When Hannah McGill, a sociology student, secured her first privately rented student flat in Edinburgh in 2019, it was as a result of winning a race. “There was so much competition – people used to have friends waiting outside the office so they could text them from inside the viewing and beat everyone else,” she said.
She and her friends intended to stay on for their master’s degrees in the forthcoming term. But earlier this year, their landlord suddenly raised the rent by more than £100 each, forcing them to give up their lease.
Walking past the building a few months later, McGill noticed a key box next to what had once been her front door. Their student home was now an Airbnb holiday let.
They had become the victims of what campaigners call a “silent eviction”, in which landlords force tenants out with untenable rent increases so that they can convert their properties to holiday lets.

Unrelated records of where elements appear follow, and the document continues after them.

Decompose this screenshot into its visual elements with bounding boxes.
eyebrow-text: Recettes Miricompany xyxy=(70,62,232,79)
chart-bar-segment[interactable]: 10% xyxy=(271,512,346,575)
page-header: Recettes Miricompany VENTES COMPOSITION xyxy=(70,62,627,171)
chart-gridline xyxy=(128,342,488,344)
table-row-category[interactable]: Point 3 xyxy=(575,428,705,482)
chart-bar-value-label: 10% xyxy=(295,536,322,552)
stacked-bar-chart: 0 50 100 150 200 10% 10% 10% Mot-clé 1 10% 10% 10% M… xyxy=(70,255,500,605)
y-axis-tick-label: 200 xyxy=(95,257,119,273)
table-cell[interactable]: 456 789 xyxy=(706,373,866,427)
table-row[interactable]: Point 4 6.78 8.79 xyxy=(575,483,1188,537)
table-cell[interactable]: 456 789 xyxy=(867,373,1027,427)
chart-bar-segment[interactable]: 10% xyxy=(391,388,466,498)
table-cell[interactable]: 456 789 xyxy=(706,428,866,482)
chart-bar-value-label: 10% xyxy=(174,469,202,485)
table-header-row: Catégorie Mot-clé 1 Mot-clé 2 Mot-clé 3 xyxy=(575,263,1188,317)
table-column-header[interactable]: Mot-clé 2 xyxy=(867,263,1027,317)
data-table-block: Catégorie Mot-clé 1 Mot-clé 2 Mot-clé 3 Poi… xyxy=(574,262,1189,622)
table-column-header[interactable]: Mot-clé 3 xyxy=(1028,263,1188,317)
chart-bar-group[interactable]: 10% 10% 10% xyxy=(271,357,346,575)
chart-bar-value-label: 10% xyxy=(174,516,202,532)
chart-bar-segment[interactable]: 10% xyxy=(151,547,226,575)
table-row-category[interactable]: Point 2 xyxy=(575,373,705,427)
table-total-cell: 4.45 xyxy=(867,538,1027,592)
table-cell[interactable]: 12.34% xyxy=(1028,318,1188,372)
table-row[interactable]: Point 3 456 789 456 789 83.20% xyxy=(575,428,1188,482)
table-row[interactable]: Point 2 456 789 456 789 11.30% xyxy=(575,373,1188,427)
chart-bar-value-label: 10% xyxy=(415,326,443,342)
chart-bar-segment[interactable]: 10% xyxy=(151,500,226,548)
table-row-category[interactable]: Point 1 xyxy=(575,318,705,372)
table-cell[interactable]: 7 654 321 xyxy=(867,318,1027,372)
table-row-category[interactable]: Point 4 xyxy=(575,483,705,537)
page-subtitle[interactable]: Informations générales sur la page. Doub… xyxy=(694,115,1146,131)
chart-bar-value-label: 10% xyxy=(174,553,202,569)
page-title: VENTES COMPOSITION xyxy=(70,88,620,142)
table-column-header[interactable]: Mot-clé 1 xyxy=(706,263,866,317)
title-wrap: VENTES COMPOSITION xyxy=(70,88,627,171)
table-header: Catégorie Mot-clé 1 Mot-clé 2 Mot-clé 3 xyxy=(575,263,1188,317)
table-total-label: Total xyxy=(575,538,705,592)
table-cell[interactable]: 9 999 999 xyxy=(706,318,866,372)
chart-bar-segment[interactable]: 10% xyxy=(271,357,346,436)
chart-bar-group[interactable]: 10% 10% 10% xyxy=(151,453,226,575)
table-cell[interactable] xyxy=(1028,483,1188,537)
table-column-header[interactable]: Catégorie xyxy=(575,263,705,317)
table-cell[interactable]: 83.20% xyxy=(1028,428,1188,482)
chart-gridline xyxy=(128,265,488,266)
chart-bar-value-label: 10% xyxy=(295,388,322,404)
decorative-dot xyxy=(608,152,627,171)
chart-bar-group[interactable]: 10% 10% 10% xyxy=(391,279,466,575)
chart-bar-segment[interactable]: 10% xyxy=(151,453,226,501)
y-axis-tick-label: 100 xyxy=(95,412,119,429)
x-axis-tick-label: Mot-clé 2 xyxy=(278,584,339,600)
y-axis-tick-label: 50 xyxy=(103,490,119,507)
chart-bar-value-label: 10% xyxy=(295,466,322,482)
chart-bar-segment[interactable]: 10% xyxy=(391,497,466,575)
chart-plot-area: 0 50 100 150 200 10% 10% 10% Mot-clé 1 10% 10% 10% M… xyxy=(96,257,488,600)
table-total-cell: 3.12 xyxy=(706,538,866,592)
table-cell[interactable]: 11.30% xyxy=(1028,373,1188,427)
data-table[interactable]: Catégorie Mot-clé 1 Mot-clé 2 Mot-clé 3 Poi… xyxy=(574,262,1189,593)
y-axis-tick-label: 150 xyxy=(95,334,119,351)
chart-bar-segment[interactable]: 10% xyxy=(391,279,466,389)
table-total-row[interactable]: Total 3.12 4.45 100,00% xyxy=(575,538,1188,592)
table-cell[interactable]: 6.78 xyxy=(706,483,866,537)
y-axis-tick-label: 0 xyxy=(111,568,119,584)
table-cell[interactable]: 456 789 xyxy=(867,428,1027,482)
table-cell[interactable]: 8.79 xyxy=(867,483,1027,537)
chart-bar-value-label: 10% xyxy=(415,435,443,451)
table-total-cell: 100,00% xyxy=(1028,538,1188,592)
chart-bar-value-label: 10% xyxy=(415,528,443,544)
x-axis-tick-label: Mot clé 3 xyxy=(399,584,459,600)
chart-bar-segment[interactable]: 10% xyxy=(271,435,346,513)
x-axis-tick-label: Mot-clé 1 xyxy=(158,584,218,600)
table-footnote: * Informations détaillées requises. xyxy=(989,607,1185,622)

Last month, St Andrews University blamed a rental shortage on an increase in Airbnbs and advised prospective students to commute from Dundee, about an hour away. Elle Glenny, a spokesperson for Scotland’s tenants’ union Living Rent, said the shortage was “the result of a housing market that prioritises the profit of landlords over tenants’ need for a home”.
“Landlords are hiking up rents far beyond affordable levels, forcing tenants out of their homes and communities, only to convert the would-be homes into more profitable holiday lets,” Glenny added.
At the University of the West of England in Bristol, more than 500 first-year students have been on a waiting list for university rooms after a “high volume of applications”. Students have been offered rooms in Newport, across the border in Wales, with travel costs included.
Bristol is another prime site for Airbnbs, with hundreds across the city. Prof Steve West, UWE’s vice chancellor and president of Universities UK, said Bristol is a “popular and vibrant city” with a serious shortage of rented accommodation. He explained that students are suffering from rising rental prices and the “sharp practice of landlords demanding half or a full year’s rent up front”.
The university is building 900 new flats ready for next year, with more to follow. But West said: “Bristol city council have limited where planning permissions would be granted for student accommodation which puts pressure on new-build developments.”
Ben Giles, managing director of Balloon Letting Company in Bristol, said they have been getting hundreds of calls every week from “desperate” students since the start of August.
“When we put up a student property now the phone rings straight away and doesn’t stop for about six hours,” he said. “We are even putting students in properties in Bath.”
Typically the student rental market goes quiet at the end of September, with everyone focusing on starting university and settling in. But this year is different. Giles said: “I’m expecting students to still be looking for property in Bristol for the rest of the year.”